Two graduate students in the College of Engineering have received research awards from the University of Wisconsin-Madison Global Health Institute supporting their innovative projects.
Rebecca Alcock, a PhD student in industrial and systems engineering, and Ilhan Bok, a PhD student in biomedical engineering, are among six UW-Madison graduate students to earn the awards, which provide up to $3,000 for projects benefitting communities around the world.
Alcock, who also earned bachelor’s and master’s degrees in biomedical engineering at UW-Madison, is working with her advisor, Assistant Professor of Industrial and Systems Engineering Justin Boutilier, and Grainger Engineer Design Innovation Lab Director Lennon Rodgers to create a renewable energy and transportation system that could be employed by rural healthcare clinics in sub-Saharan Africa.
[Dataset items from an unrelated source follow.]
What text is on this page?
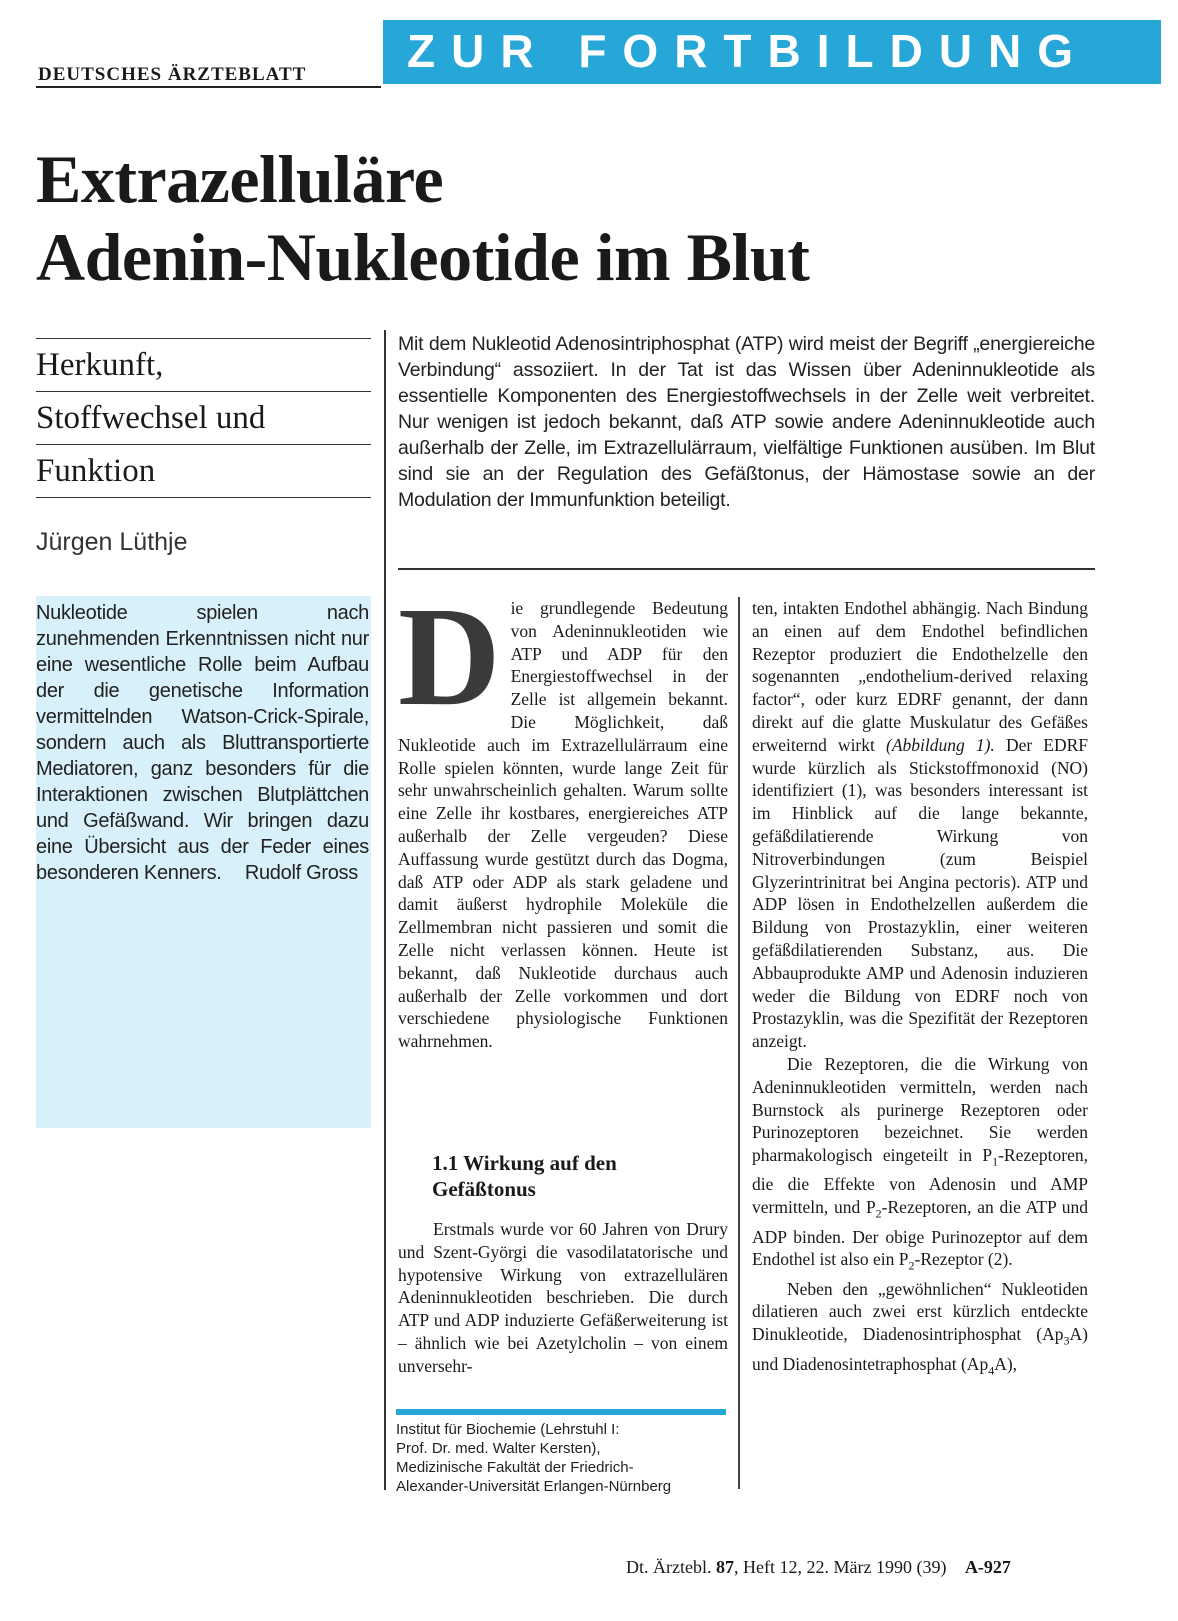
DEUTSCHES ÄRZTEBLATT ZUR FORTBILDUNG
Extrazelluläre
Adenin-Nukleotide im Blut
Herkunft,
Stoffwechsel und
Funktion
Jürgen Lüthje
Mit dem Nukleotid Adenosintriphosphat (ATP) wird meist der Begriff „energiereiche Verbindung“ assoziiert. In der Tat ist das Wissen über Adeninnukleotide als essentielle Komponenten des Energiestoffwechsels in der Zelle weit verbreitet. Nur wenigen ist jedoch bekannt, daß ATP sowie andere Adeninnukleotide auch außerhalb der Zelle, im Extrazellulärraum, vielfältige Funktionen ausüben. Im Blut sind sie an der Regulation des Gefäßtonus, der Hämostase sowie an der Modulation der Immunfunktion beteiligt.
Nukleotide spielen nach zunehmenden Erkenntnissen nicht nur eine wesentliche Rolle beim Aufbau der die genetische Information vermittelnden Watson-Crick-Spirale, sondern auch als Bluttransportierte Mediatoren, ganz besonders für die Interaktionen zwischen Blutplättchen und Gefäßwand. Wir bringen dazu eine Übersicht aus der Feder eines besonderen Kenners. Rudolf Gross

D ie grundlegende Bedeutung von Adeninnukleotiden wie ATP und ADP für den Energiestoffwechsel in der Zelle ist allgemein bekannt. Die Möglichkeit, daß Nukleotide auch im Extrazellulärraum eine Rolle spielen könnten, wurde lange Zeit für sehr unwahrscheinlich gehalten. Warum sollte eine Zelle ihr kostbares, energiereiches ATP außerhalb der Zelle vergeuden? Diese Auffassung wurde gestützt durch das Dogma, daß ATP oder ADP als stark geladene und damit äußerst hydrophile Moleküle die Zellmembran nicht passieren und somit die Zelle nicht verlassen können. Heute ist bekannt, daß Nukleotide durchaus auch außerhalb der Zelle vorkommen und dort verschiedene physiologische Funktionen wahrnehmen.

1.1 Wirkung auf den Gefäßtonus

Erstmals wurde vor 60 Jahren von Drury und Szent-Györgi die vasodilatatorische und hypotensive Wirkung von extrazellulären Adeninnukleotiden beschrieben. Die durch ATP und ADP induzierte Gefäßerweiterung ist – ähnlich wie bei Azetylcholin – von einem unversehr-

ten, intakten Endothel abhängig. Nach Bindung an einen auf dem Endothel befindlichen Rezeptor produziert die Endothelzelle den sogenannten „endothelium-derived relaxing factor“, oder kurz EDRF genannt, der dann direkt auf die glatte Muskulatur des Gefäßes erweiternd wirkt (Abbildung 1). Der EDRF wurde kürzlich als Stickstoffmonoxid (NO) identifiziert (1), was besonders interessant ist im Hinblick auf die lange bekannte, gefäßdilatierende Wirkung von Nitroverbindungen (zum Beispiel Glyzerintrinitrat bei Angina pectoris). ATP und ADP lösen in Endothelzellen außerdem die Bildung von Prostazyklin, einer weiteren gefäßdilatierenden Substanz, aus. Die Abbauprodukte AMP und Adenosin induzieren weder die Bildung von EDRF noch von Prostazyklin, was die Spezifität der Rezeptoren anzeigt.

Die Rezeptoren, die die Wirkung von Adeninnukleotiden vermitteln, werden nach Burnstock als purinerge Rezeptoren oder Purinozeptoren bezeichnet. Sie werden pharmakologisch eingeteilt in $P_1$-Rezeptoren, die die Effekte von Adenosin und AMP vermitteln, und $P_2$-Rezeptoren, an die ATP und ADP binden. Der obige Purinozeptor auf dem Endothel ist also ein $P_2$-Rezeptor (2).

Neben den „gewöhnlichen“ Nukleotiden dilatieren auch zwei erst kürzlich entdeckte Dinukleotide, Diadenosintriphosphat $(Ap_3A)$ und Diadenosintetraphosphat $(Ap_4A)$,

Institut für Biochemie (Lehrstuhl I:
Prof. Dr. med. Walter Kersten),
Medizinische Fakultät der Friedrich-
Alexander-Universität Erlangen-Nürnberg
Dt. Ärztebl. 87, Heft 12, 22. März 1990 (39) A-927
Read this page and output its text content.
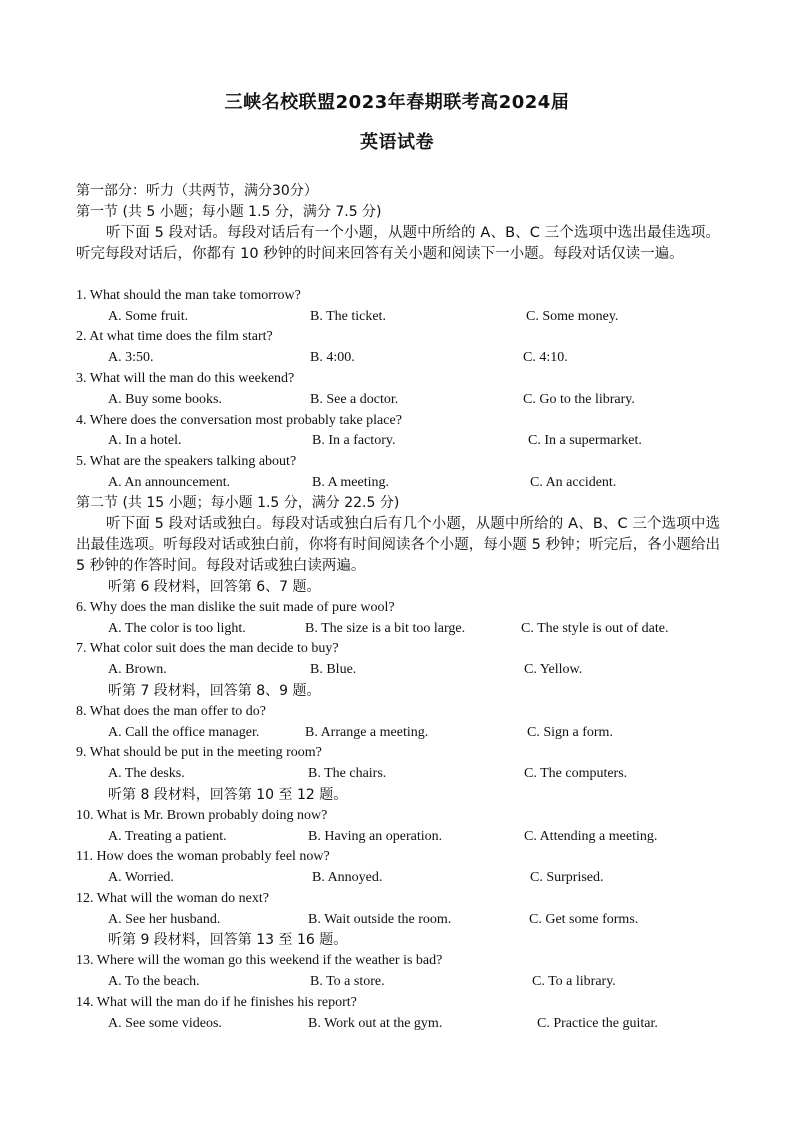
三峡名校联盟2023年春期联考高2024届
英语试卷
第一部分：听力（共两节，满分30分）
第一节 (共 5 小题；每小题 1.5 分，满分 7.5 分)
听下面 5 段对话。每段对话后有一个小题，从题中所给的 A、B、C 三个选项中选出最佳选项。听完每段对话后，你都有 10 秒钟的时间来回答有关小题和阅读下一小题。每段对话仅读一遍。
1. What should the man take tomorrow?
A. Some fruit.	B. The ticket.	C. Some money.
2. At what time does the film start?
A. 3:50.	B. 4:00.	C. 4:10.
3. What will the man do this weekend?
A. Buy some books.	B. See a doctor.	C. Go to the library.
4. Where does the conversation most probably take place?
A. In a hotel.	B. In a factory.	C. In a supermarket.
5. What are the speakers talking about?
A. An announcement.	B. A meeting.	C. An accident.
第二节 (共 15 小题；每小题 1.5 分，满分 22.5 分)
听下面 5 段对话或独白。每段对话或独白后有几个小题，从题中所给的 A、B、C 三个选项中选出最佳选项。听每段对话或独白前，你将有时间阅读各个小题，每小题 5 秒钟；听完后，各小题给出 5 秒钟的作答时间。每段对话或独白读两遍。
听第 6 段材料，回答第 6、7 题。
6. Why does the man dislike the suit made of pure wool?
A. The color is too light.	B. The size is a bit too large.	C. The style is out of date.
7. What color suit does the man decide to buy?
A. Brown.	B. Blue.	C. Yellow.
听第 7 段材料，回答第 8、9 题。
8. What does the man offer to do?
A. Call the office manager.	B. Arrange a meeting.	C. Sign a form.
9. What should be put in the meeting room?
A. The desks.	B. The chairs.	C. The computers.
听第 8 段材料，回答第 10 至 12 题。
10. What is Mr. Brown probably doing now?
A. Treating a patient.	B. Having an operation.	C. Attending a meeting.
11. How does the woman probably feel now?
A. Worried.	B. Annoyed.	C. Surprised.
12. What will the woman do next?
A. See her husband.	B. Wait outside the room.	C. Get some forms.
听第 9 段材料，回答第 13 至 16 题。
13. Where will the woman go this weekend if the weather is bad?
A. To the beach.	B. To a store.	C. To a library.
14. What will the man do if he finishes his report?
A. See some videos.	B. Work out at the gym.	C. Practice the guitar.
As part of that work, she’s installing solar panels and electric bicycles at Eagle Heights Community Gardens on the UW-Madison campus.
Bok, a member of Assistant Professor of Biomedical Engineering Aviad Hai’s lab, is collaborating with Assistant Professor of Materials Science and Engineering Jiamian Hu, along with researchers at Northwestern University and the University of Toronto, on an effort to optimize magnetic particle imaging to monitor brain activity. As part of the Wisconsin Institute for Translational Neuroengineering, Bok develops and tests tools to record and stimulate brain activity.